Elle fait valoir que :
- la requête de la communauté de communes Pays de Falaise est irrecevable faute pour la communauté de communes d'établir la date de la décision implicite attaquée ;
- sa requête est irrecevable faute d'intérêt pour agir ;
- la société Cosfateo ne justifiait pas de la qualité pour demander le permis de construire litigieux sur le fondement de l'article R. 752-4 du code de commerce ;
- aucun des moyens soulevés par la communauté de communes Pays de Falaise n'est fondé.
Par un mémoire, enregistré le 6 décembre 2022, la CNAC conclut au rejet de la requête.
Elle soutient que :
- il n'est pas justifié d'une décision implicite de rejet ;
- le recours est tardif ;
- la communauté de communes Pays de Falaise ne justifie pas d'un intérêt pour agir ;
- les conclusions dirigées contre l'État au titre des frais de procès sont irrecevables ;
- les moyens de la société requérante ne sont pas fondés.
Vu les autres pièces du dossier.
Vu :
- le code de commerce ;
- le code de l'urbanisme ;
- le code de justice administrative.
Les parties ont été régulièrement averties du jour de l'audience.
Ont été entendus au cours de l'audience publique :
- le rapport de M. Derlange, président assesseur,
- les conclusions de M. Pons, rapporteur public,
- et les observations de Me Brillier-Laverdure, pour la communauté de communes du Pays de Falaise et de Me Fresneau, pour la société Alfage.
Considérant ce qui suit :
1. La société Cosfateo a déposé le 8 février 2021 une demande de permis de construire valant autorisation d'exploitation commerciale afin de créer, sur une parcelle cadastrée BA 155 située boulevard du pays de Falaise dans la zone d'activités " Expansia ", un magasin de secteur 2 d'équipement de la maison à l'enseigne " Centrakor ", sur le territoire de la commune de Falaise (Calvados).

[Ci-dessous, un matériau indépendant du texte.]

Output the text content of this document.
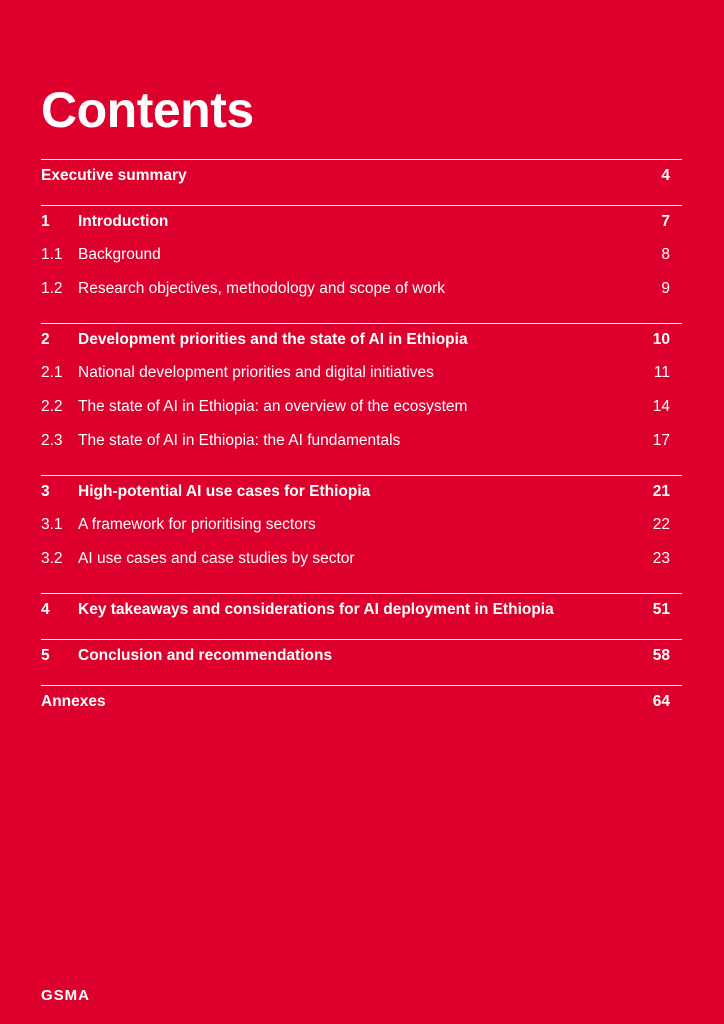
Contents
Executive summary	4
1	Introduction	7
1.1 Background	8
1.2 Research objectives, methodology and scope of work	9
2	Development priorities and the state of AI in Ethiopia	10
2.1 National development priorities and digital initiatives	11
2.2 The state of AI in Ethiopia: an overview of the ecosystem	14
2.3 The state of AI in Ethiopia: the AI fundamentals	17
3	High-potential AI use cases for Ethiopia	21
3.1 A framework for prioritising sectors	22
3.2 AI use cases and case studies by sector	23
4	Key takeaways and considerations for AI deployment in Ethiopia	51
5	Conclusion and recommendations	58
Annexes	64
GSMA
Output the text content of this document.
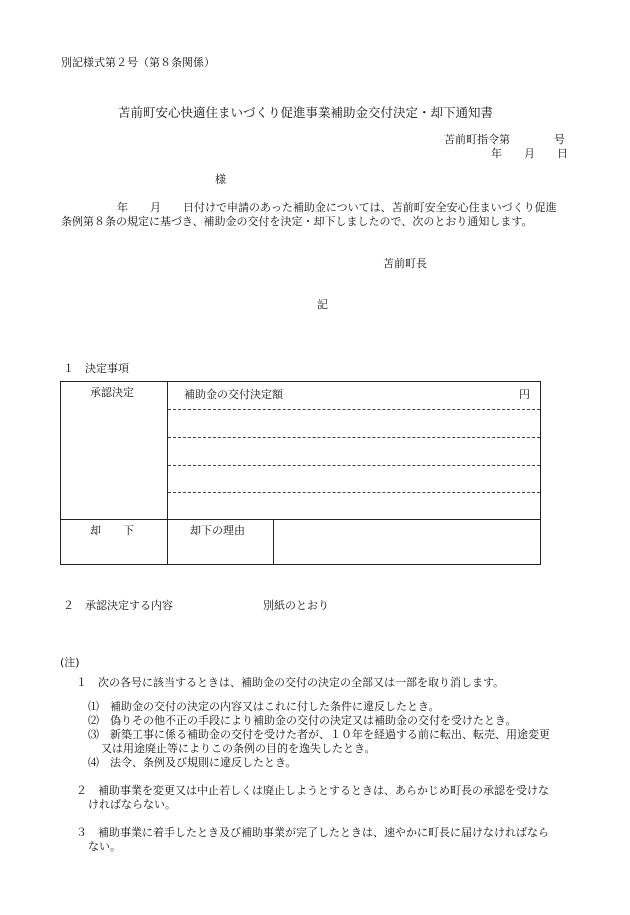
別記様式第２号（第８条関係）
苫前町安心快適住まいづくり促進事業補助金交付決定・却下通知書
苫前町指令第　　　　号
年　　月　　日
様
年　　月　　日付けで申請のあった補助金については、苫前町安全安心住まいづくり促進
条例第８条の規定に基づき、補助金の交付を決定・却下しましたので、次のとおり通知します。
苫前町長
記
１　決定事項
承認決定	補助金の交付決定額	円
却　　下	却下の理由
２　承認決定する内容	別紙のとおり
(注)
１　次の各号に該当するときは、補助金の交付の決定の全部又は一部を取り消します。
⑴　補助金の交付の決定の内容又はこれに付した条件に違反したとき。
⑵　偽りその他不正の手段により補助金の交付の決定又は補助金の交付を受けたとき。
⑶　新築工事に係る補助金の交付を受けた者が、１０年を経過する前に転出、転売、用途変更
又は用途廃止等によりこの条例の目的を逸失したとき。
⑷　法令、条例及び規則に違反したとき。
２　補助事業を変更又は中止若しくは廃止しようとするときは、あらかじめ町長の承認を受けな
ければならない。
３　補助事業に着手したとき及び補助事業が完了したときは、速やかに町長に届けなければなら
ない。
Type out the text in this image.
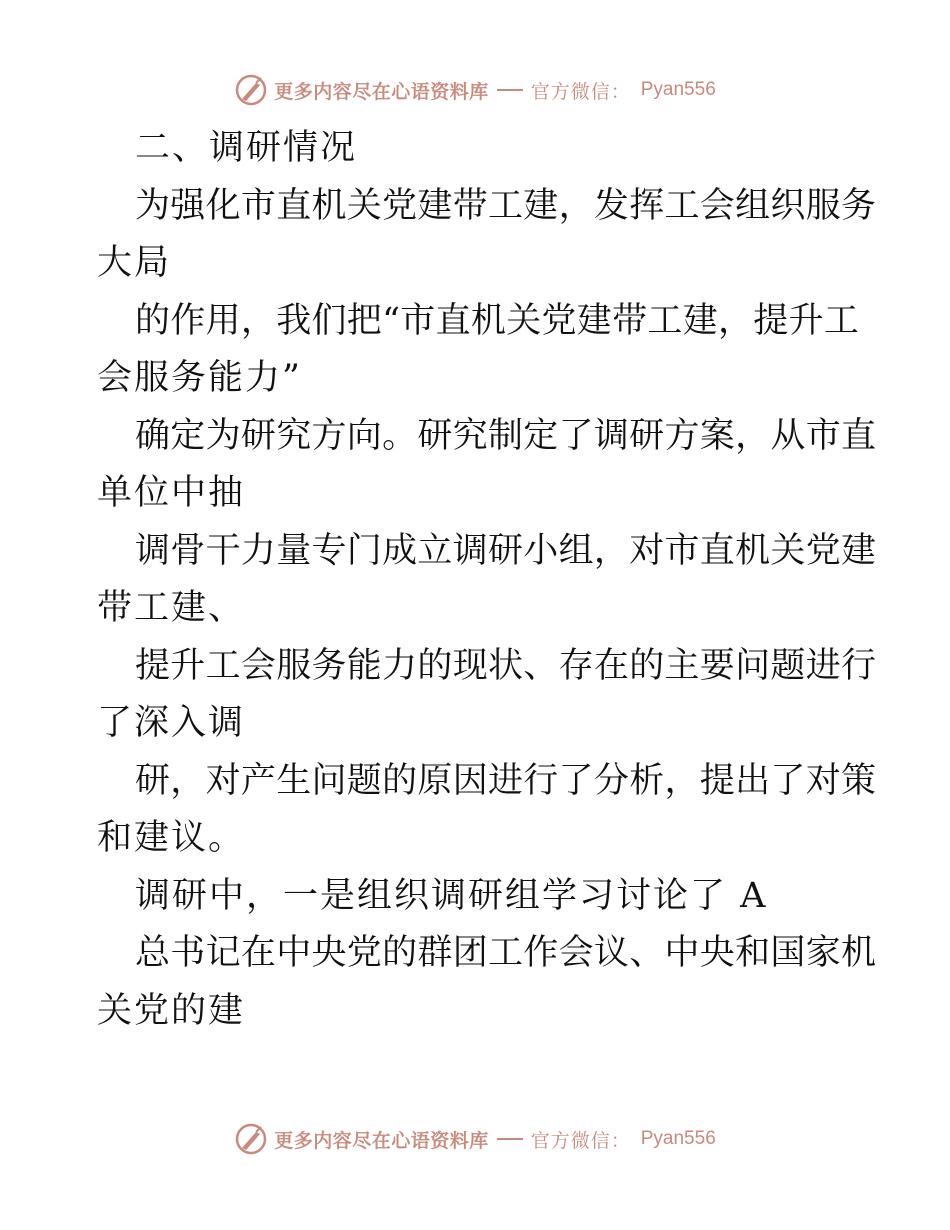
更多内容尽在心语资料库 官方微信： Pyan556
二、调研情况
为强化市直机关党建带工建，发挥工会组织服务
大局
的作用，我们把“市直机关党建带工建，提升工
会服务能力”
确定为研究方向。研究制定了调研方案，从市直
单位中抽
调骨干力量专门成立调研小组，对市直机关党建
带工建、
提升工会服务能力的现状、存在的主要问题进行
了深入调
研，对产生问题的原因进行了分析，提出了对策
和建议。
调研中，一是组织调研组学习讨论了 A
总书记在中央党的群团工作会议、中央和国家机
关党的建
更多内容尽在心语资料库 官方微信： Pyan556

La commission départementale d'aménagement commercial (CDAC) du Calvados a émis un avis favorable au projet le 14 avril 2021, qui a été contesté devant la commission nationale d'aménagement commercial (CNAC) par les sociétés Alfage, Ardoises et fraises et Vandeck et Mme B.... Le 16 septembre 2021, la CNAC a rendu un avis défavorable au projet. La communauté de communes du Pays de Falaise demande à la cour d'annuler la décision implicite par laquelle le maire de Falaise a refusé de délivrer le permis de construire sollicité en tant qu'il vaut autorisation d'exploitation commerciale.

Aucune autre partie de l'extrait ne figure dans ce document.